Irving has completed some bamboo projects in Australia, but it has been challenging navigating the building regulations. He has also used hemp construction for the tropics and says this works well as hemp is anti-fungal – so won’t grow mould.
“I simply wouldn’t do brick housing anymore [in those regions].”
Is the NCC suitable for the tropics anyway?
Some in the construction and design sectors think that the National Construction Code is not sensitive enough for different climate zones.
Executive director of ASBEC, Suzanne Toumbourou told The Fifth Estate this idea needs to be tested with good evidence.
There is research underway at James Cook University in Darwin and also at University of Adelaide in South Australia to look at the question of cooling houses in our tropical regions of Western Australia, Northern Territory and Queensland.
Toumbourou says this is “an important piece of work”.
There are two main kinds of tropical design at play in our north. The first is the lightweight, high-set type, which relies of high levels of natural air inflow and ventilation. The other is the high mass, low-set style – often referred to as the “concrete eskie” – which relies on mechanical fans and/or airconditioning for comfort.

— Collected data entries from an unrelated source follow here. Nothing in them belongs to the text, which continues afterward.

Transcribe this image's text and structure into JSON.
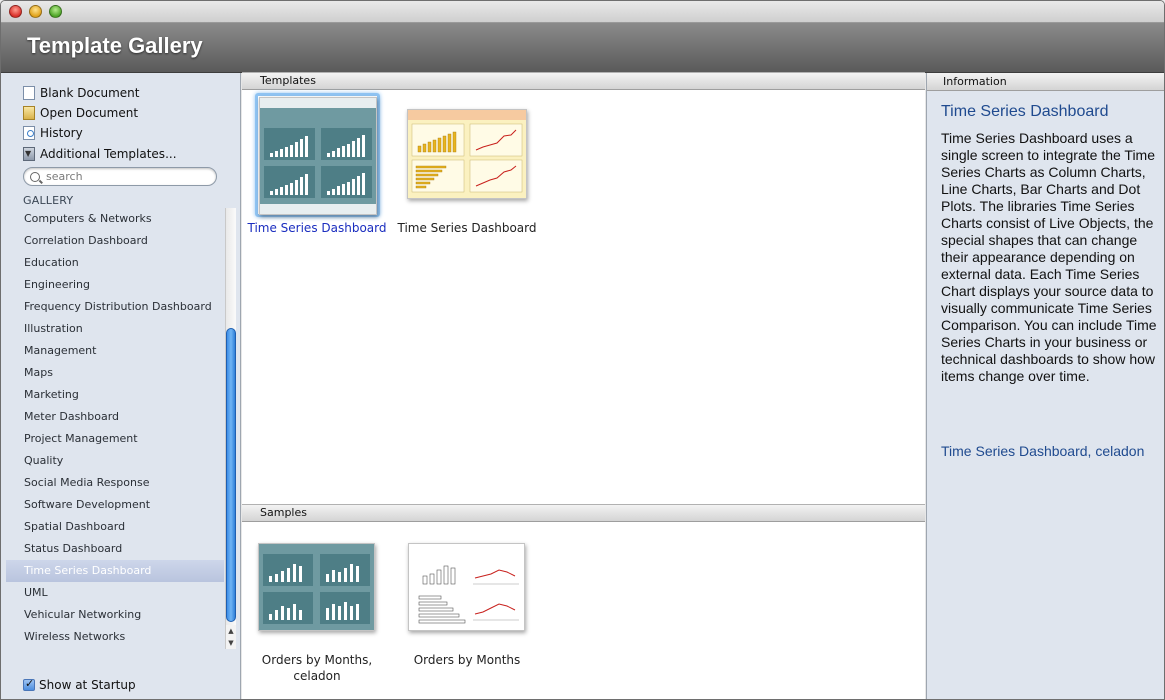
{
  "window": {
    "title": "Template Gallery"
  },
  "sidebar": {
    "links": [
      {
        "label": "Blank Document",
        "icon": "blank-document-icon"
      },
      {
        "label": "Open Document",
        "icon": "open-document-icon"
      },
      {
        "label": "History",
        "icon": "history-icon"
      },
      {
        "label": "Additional Templates...",
        "icon": "additional-templates-icon"
      }
    ],
    "search": {
      "placeholder": "search",
      "value": ""
    },
    "gallery_heading": "GALLERY",
    "gallery_items": [
      "Computers & Networks",
      "Correlation Dashboard",
      "Education",
      "Engineering",
      "Frequency Distribution Dashboard",
      "Illustration",
      "Management",
      "Maps",
      "Marketing",
      "Meter Dashboard",
      "Project Management",
      "Quality",
      "Social Media Response",
      "Software Development",
      "Spatial Dashboard",
      "Status Dashboard",
      "Time Series Dashboard",
      "UML",
      "Vehicular Networking",
      "Wireless Networks"
    ],
    "selected_item": "Time Series Dashboard",
    "show_at_startup": {
      "label": "Show at Startup",
      "checked": true
    }
  },
  "templates": {
    "heading": "Templates",
    "items": [
      {
        "caption": "Time Series Dashboard",
        "selected": true
      },
      {
        "caption": "Time Series Dashboard",
        "selected": false
      }
    ]
  },
  "samples": {
    "heading": "Samples",
    "items": [
      {
        "caption": "Orders by Months,\nceladon"
      },
      {
        "caption": "Orders by Months"
      }
    ]
  },
  "info": {
    "heading": "Information",
    "title": "Time Series Dashboard",
    "description": "Time Series Dashboard uses a single screen to integrate the Time Series Charts as Column Charts, Line Charts, Bar Charts and Dot Plots. The libraries Time Series Charts consist of Live Objects, the special shapes that can change their appearance depending on external data. Each Time Series Chart displays your source data to visually communicate Time Series Comparison. You can include Time Series Charts in your business or technical dashboards to show how items change over time.",
    "link": "Time Series Dashboard, celadon"
  },
  "colors": {
    "accent_selection": "#8fc3f2",
    "link_blue": "#1f4a8f",
    "celadon": "#6f9aa1",
    "yellow_theme": "#fbf1c0"
  }
}
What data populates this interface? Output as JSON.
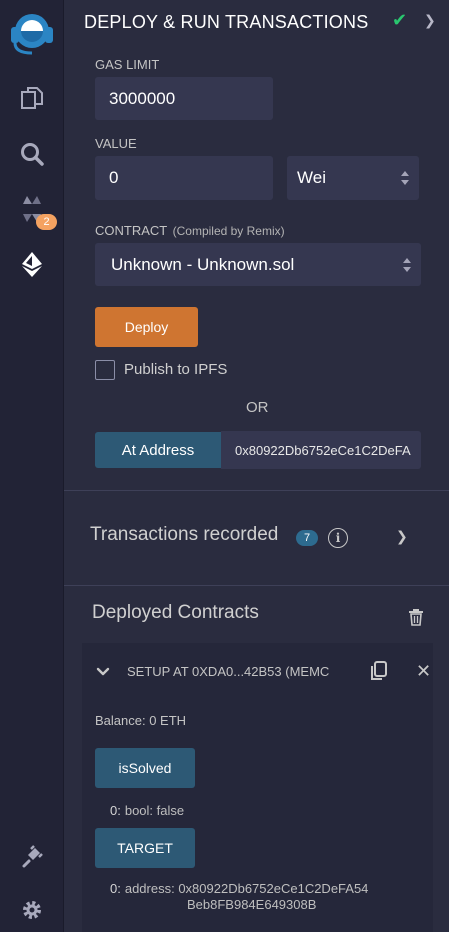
{
  "header": {
    "title": "DEPLOY & RUN TRANSACTIONS"
  },
  "sidebar": {
    "compiler_badge": "2"
  },
  "form": {
    "gas_limit_label": "GAS LIMIT",
    "gas_limit_value": "3000000",
    "value_label": "VALUE",
    "value_amount": "0",
    "value_unit": "Wei",
    "contract_label": "CONTRACT",
    "contract_sublabel": "(Compiled by Remix)",
    "contract_selected": "Unknown - Unknown.sol",
    "deploy_label": "Deploy",
    "publish_label": "Publish to IPFS",
    "or_label": "OR",
    "at_address_label": "At Address",
    "at_address_value": "0x80922Db6752eCe1C2DeFA"
  },
  "transactions": {
    "label": "Transactions recorded",
    "count": "7"
  },
  "deployed": {
    "label": "Deployed Contracts",
    "instance": {
      "title": "SETUP AT 0XDA0...42B53 (MEMC",
      "balance": "Balance: 0 ETH",
      "functions": [
        {
          "label": "isSolved",
          "output_index": "0:",
          "output": "bool: false"
        },
        {
          "label": "TARGET",
          "output_index": "0:",
          "output_line1": "address: 0x80922Db6752eCe1C2DeFA54",
          "output_line2": "Beb8FB984E649308B"
        }
      ]
    }
  },
  "colors": {
    "accent": "#cf7531",
    "button_blue": "#2d5975",
    "check_green": "#29c76f",
    "badge_orange": "#f4a261",
    "panel_bg": "#2a2c3f",
    "rail_bg": "#222336"
  }
}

The first type can fail to perform at the energy efficiency levels originally predicted by the design when an owner or occupant retrofits airconditioning.
In a highly permeable, deliberately airy home, it needs considerably more energy for A/C to keep a building comfortable due to constant loss of conditioned air.
In North Queensland onshore winds can ventilate buildings, in Darwin the still air means you need mechanical ventilation
The other complication is each Australian tropical and subtropical zone has its own distinct climate variables in the building code.
In North Queensland, prevailing onshore winds allow for a design response that uses those winds as part of passive ventilation and air movement strategies.
In Darwin, however, air is often still, so mechanical means such as ceiling fans are often installed.
Western Australia varies greatly depending on where a building is located – Broome has better breezes, for example.
The Torres Strait Islands present their own set of challenges, including increased storm vulnerability, constrained energy resources and challenging supply chains.
What works for Cairns may be entirely unsuitable.
The other potential issue with the NCC is the deemed-to-satisfy pathway and its reference designs for homes are based on templates that perform to standard in our lower latitudes.
Where builders in the north are using DTS approaches, again, performance may not be what the code predicts.
For Toumbourou, ideally designers and builders in our tropics would look for better solutions than the concrete eskie, so the housing they build is adaptive to climate change, mitigates emissions, delivers health for occupants and is affordable to operate.
“[Homes] need to be mindful of the place, and the culture,” she says.
“People in certain localities are bonded to the style of architecture in those places.
“The cookie-cutter approach of transplanting southern-style homes doesn’t work well [in the north].”
Beyond what the building codes may specify, Toumbourou says educating industry practitioners in those regions is part of the way forward. There needs to be a deliberate focus on upskilling them about how to adapt their practices to the tropical regions.